The primary endpoint was the proportion of resolved EFBI while secondary endpoints included the duration of endoscopic exam and extraction length with post hoc analysis of different esophageal diagnoses. Statistical analysis of the primary outcome was done using Z-test and both ITT and PP, and the secondary endpoints were analyzed with chi-squared analysis.
A total of 17 endoscopists were involved in this study with 72 patients in the intervention group and 68 in the placebo. Baseline characteristics were generally similar between the groups except for a greater incidence of known Schatzki rings in the placebo group (P = .03). EFBI resolved with glucagon in 23.6% (n = 17) of cases versus 20.6% (n = 14) of cases in the placebo group with ITT. In PP analysis, these numbers were 20.9% for the glucagon group and 21.5% in the placebo group.

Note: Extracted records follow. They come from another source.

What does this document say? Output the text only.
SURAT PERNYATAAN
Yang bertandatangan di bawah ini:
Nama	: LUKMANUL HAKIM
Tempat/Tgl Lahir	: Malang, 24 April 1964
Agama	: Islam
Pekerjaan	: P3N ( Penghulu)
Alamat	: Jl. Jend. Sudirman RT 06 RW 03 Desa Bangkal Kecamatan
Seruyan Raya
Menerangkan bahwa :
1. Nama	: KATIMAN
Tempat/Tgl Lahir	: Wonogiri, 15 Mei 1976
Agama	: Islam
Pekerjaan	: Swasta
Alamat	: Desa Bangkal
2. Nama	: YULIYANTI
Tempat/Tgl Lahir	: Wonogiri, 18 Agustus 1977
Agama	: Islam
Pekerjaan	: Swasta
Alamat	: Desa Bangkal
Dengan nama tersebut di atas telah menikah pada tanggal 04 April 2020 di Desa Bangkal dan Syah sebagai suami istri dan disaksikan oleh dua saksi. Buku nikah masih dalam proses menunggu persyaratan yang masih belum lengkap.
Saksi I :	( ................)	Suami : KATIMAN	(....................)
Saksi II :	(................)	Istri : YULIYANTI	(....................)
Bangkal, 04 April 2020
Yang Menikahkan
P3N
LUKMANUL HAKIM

Secondary endpoints for time required to resolve EFBI were about the same in the 2 groups, but the duration of upper endoscopy was slightly longer in the glucagon group by 1.5 minutes. Post hoc analysis of the benefit of glucagon depending on esophageal diagnoses did not show significance, but it is important to note that the n values were relatively small for these subgroups.
There was no significant difference in the predominant location of the EFBI (lower third of the esophagus), type of EFBI (beef and chicken), and successful removal maneuver (pulsion, roth net, polypectomy snare, foreign body forceps). Across both groups, 8 adverse events were described, including oropharyngeal discomfort, esophageal obstruction, urinary retention, salivary gland infection, COVID, and fever, with the most significant being a case of aspiration pneumonia in the control group in a 92-year-old patient.
The study has clear strengths in that it was a double-blind, multi-center RCT with multiple endoscopists and a short time to EGD. The study did not limit the type of endoscopic interventions, correlating with clinical practice. The secondary outcomes were also very reasonable as a benefit in endoscopic time independent of the primary outcome could have been supportive of the use of glucagon. However, given the thoroughness of this study and its results, glucagon does not seem to make a difference in EFBI resolution, time of endoscopy, or extraction length.
Future studies powered for the subgroup analysis of different esophageal diseases would be interesting to see for specific esophageal diseases and pathophysiologies that might have a greater response to glucagon.